2012 yılı Şubat ayında Uludağ Üniversitesi Tıp Fakültesi’ne göz muayenesi için gitmiştim. Sırada bekleyen çoktu, içeri girmem epey sürecekti, bu nedenle dışarda durayım dedim. Hava kış olmasına karşın ılıktı. Çardakların olduğu yere gittim, hepsi doluydu, en tenhasında iki kişi vardı, oraya yöneldim. Kaba saba görünümlü bir gençle elli yaşlarında iyi giyimli bir adam konuşuyorlardı. Selam verdim, oturmak için izin istedim. İkisi birden “Tabii ki” anlamında el işareti yaptılar sonra kesintiye uğrayan konuşmalarına devam ettiler. Kaba saba görünümlü genç adam ne olduğunu bilmediğim bir rahatsızlık konusunda anlatıyor, ayrıntılar veriyor, uzman gibi konuşuyordu. Bu bana biraz tuhaf geldi, “Bu kaba saba gençten bu sözleri duymak ha!” dedim içimden. Gencin anlattıklarından etkilenen iyi giyimli ona adını, yaşını ve işini sorunca “Adım Şenol, yaşım otuz iki, inşaat sektöründe çalışıyorum” dedi.
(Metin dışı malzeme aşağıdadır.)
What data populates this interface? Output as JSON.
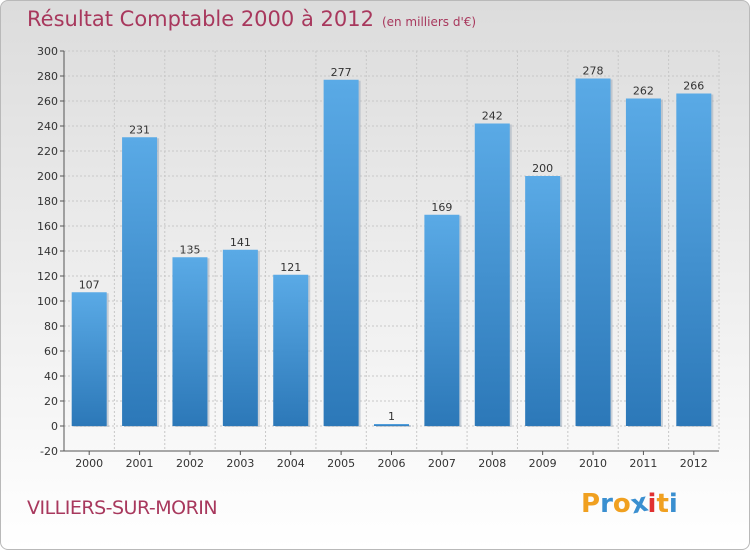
{
  "header": {
    "title": "Résultat Comptable 2000 à 2012",
    "subtitle": "(en milliers d'€)"
  },
  "footer": {
    "commune": "VILLIERS-SUR-MORIN",
    "logo_letters": [
      "P",
      "r",
      "o",
      "x",
      "i",
      "t",
      "i"
    ],
    "logo_colors": [
      "#f0a020",
      "#3a8fd0",
      "#f0a020",
      "#3a8fd0",
      "#e03030",
      "#f0a020",
      "#3a8fd0"
    ]
  },
  "colors": {
    "bar_light": "#5aaae6",
    "bar_dark": "#2c78b8",
    "title": "#a8385d",
    "grid": "#c8c8c8"
  },
  "chart_data": {
    "type": "bar",
    "title": "Résultat Comptable 2000 à 2012",
    "subtitle": "(en milliers d'€)",
    "categories": [
      "2000",
      "2001",
      "2002",
      "2003",
      "2004",
      "2005",
      "2006",
      "2007",
      "2008",
      "2009",
      "2010",
      "2011",
      "2012"
    ],
    "values": [
      107,
      231,
      135,
      141,
      121,
      277,
      1,
      169,
      242,
      200,
      278,
      262,
      266
    ],
    "yticks": [
      -20,
      0,
      20,
      40,
      60,
      80,
      100,
      120,
      140,
      160,
      180,
      200,
      220,
      240,
      260,
      280,
      300
    ],
    "ylim": [
      -20,
      300
    ],
    "grid": true,
    "data_labels": true
  }
}
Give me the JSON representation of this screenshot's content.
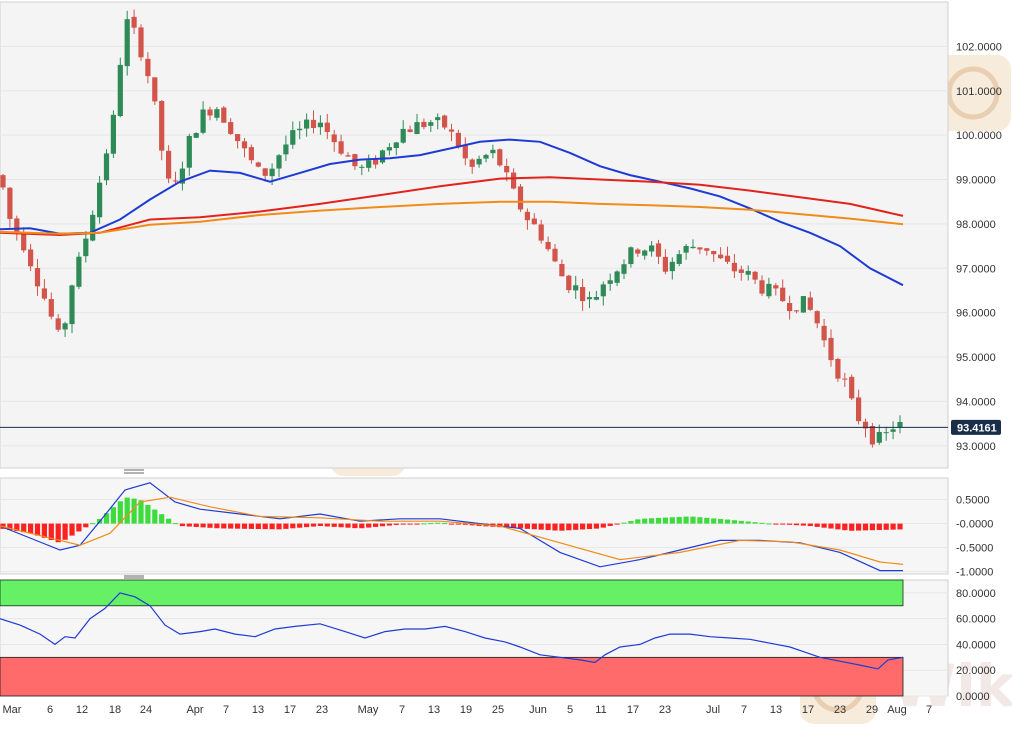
{
  "chart_data": {
    "type": "candlestick",
    "watermark": "WikiFX",
    "price_panel": {
      "yticks": [
        "102.0000",
        "101.0000",
        "100.0000",
        "99.0000",
        "98.0000",
        "97.0000",
        "96.0000",
        "95.0000",
        "94.0000",
        "93.0000"
      ],
      "ylim": [
        92.5,
        103.0
      ],
      "last_price": "93.4161",
      "moving_averages": [
        {
          "color": "#1f3bd6",
          "points": [
            [
              0,
              97.88
            ],
            [
              30,
              97.9
            ],
            [
              60,
              97.78
            ],
            [
              90,
              97.8
            ],
            [
              120,
              98.1
            ],
            [
              150,
              98.55
            ],
            [
              180,
              98.95
            ],
            [
              210,
              99.2
            ],
            [
              240,
              99.15
            ],
            [
              270,
              98.95
            ],
            [
              300,
              99.15
            ],
            [
              330,
              99.35
            ],
            [
              360,
              99.45
            ],
            [
              390,
              99.48
            ],
            [
              420,
              99.55
            ],
            [
              450,
              99.7
            ],
            [
              480,
              99.85
            ],
            [
              510,
              99.9
            ],
            [
              540,
              99.85
            ],
            [
              570,
              99.6
            ],
            [
              600,
              99.3
            ],
            [
              630,
              99.1
            ],
            [
              660,
              98.95
            ],
            [
              690,
              98.8
            ],
            [
              720,
              98.62
            ],
            [
              750,
              98.35
            ],
            [
              780,
              98.05
            ],
            [
              810,
              97.8
            ],
            [
              840,
              97.5
            ],
            [
              870,
              97.0
            ],
            [
              903,
              96.62
            ]
          ]
        },
        {
          "color": "#e3231b",
          "points": [
            [
              0,
              97.8
            ],
            [
              60,
              97.75
            ],
            [
              100,
              97.8
            ],
            [
              150,
              98.1
            ],
            [
              200,
              98.15
            ],
            [
              260,
              98.28
            ],
            [
              320,
              98.45
            ],
            [
              380,
              98.65
            ],
            [
              440,
              98.85
            ],
            [
              500,
              99.02
            ],
            [
              550,
              99.05
            ],
            [
              600,
              99.0
            ],
            [
              650,
              98.95
            ],
            [
              700,
              98.88
            ],
            [
              750,
              98.75
            ],
            [
              800,
              98.6
            ],
            [
              850,
              98.45
            ],
            [
              903,
              98.18
            ]
          ]
        },
        {
          "color": "#f08c1a",
          "points": [
            [
              0,
              97.82
            ],
            [
              60,
              97.78
            ],
            [
              100,
              97.8
            ],
            [
              150,
              97.98
            ],
            [
              200,
              98.05
            ],
            [
              260,
              98.2
            ],
            [
              320,
              98.3
            ],
            [
              380,
              98.38
            ],
            [
              440,
              98.45
            ],
            [
              500,
              98.5
            ],
            [
              550,
              98.5
            ],
            [
              600,
              98.45
            ],
            [
              650,
              98.42
            ],
            [
              700,
              98.38
            ],
            [
              750,
              98.32
            ],
            [
              800,
              98.22
            ],
            [
              850,
              98.12
            ],
            [
              903,
              97.99
            ]
          ]
        }
      ]
    },
    "macd_panel": {
      "yticks": [
        "0.5000",
        "-0.0000",
        "-0.5000",
        "-1.0000"
      ],
      "ylim": [
        -1.05,
        0.95
      ]
    },
    "rsi_panel": {
      "yticks": [
        "80.0000",
        "60.0000",
        "40.0000",
        "20.0000",
        "0.0000"
      ],
      "ylim": [
        0,
        90
      ],
      "overbought": 70,
      "oversold": 30,
      "line_color": "#1f3bd6"
    },
    "x_labels": [
      "Mar",
      "6",
      "12",
      "18",
      "24",
      "Apr",
      "7",
      "13",
      "17",
      "23",
      "May",
      "7",
      "13",
      "19",
      "25",
      "Jun",
      "5",
      "11",
      "17",
      "23",
      "Jul",
      "7",
      "13",
      "17",
      "23",
      "29",
      "Aug",
      "7"
    ],
    "colors": {
      "up": "#2e8b57",
      "down": "#d2544a",
      "histo_up": "#3cdc3c",
      "histo_down": "#ff2020",
      "grid": "#e6e6e6"
    }
  }
}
Sohbet başka konulara kaydığında Şenol’un yaptığı yorumlar hiç de o rahatsızlık hakkında yaptığı açıklamalardan kalite olarak geri değildi. Söz bir ara döndü dolaştı sohbete geldi, Şenol sohbet için evliliği örnek gösterdi “Eğer eşinizle sohbet, muhabbet edemiyorsanız, o sıcaklığı yakalayamıyorsanız o evlilikten hayır gelmez!” dedi. Elli yaşındaki iyi giyimliden duymayı bekleyeceğim sözlerin ondan gelmesi beni az şaşırtmadı. Bir süre sonra iyi giyimli kalktı, onunla tokalaşarak, bana el sallayarak ayrıldı. Şenol ile yalnız kalmıştık.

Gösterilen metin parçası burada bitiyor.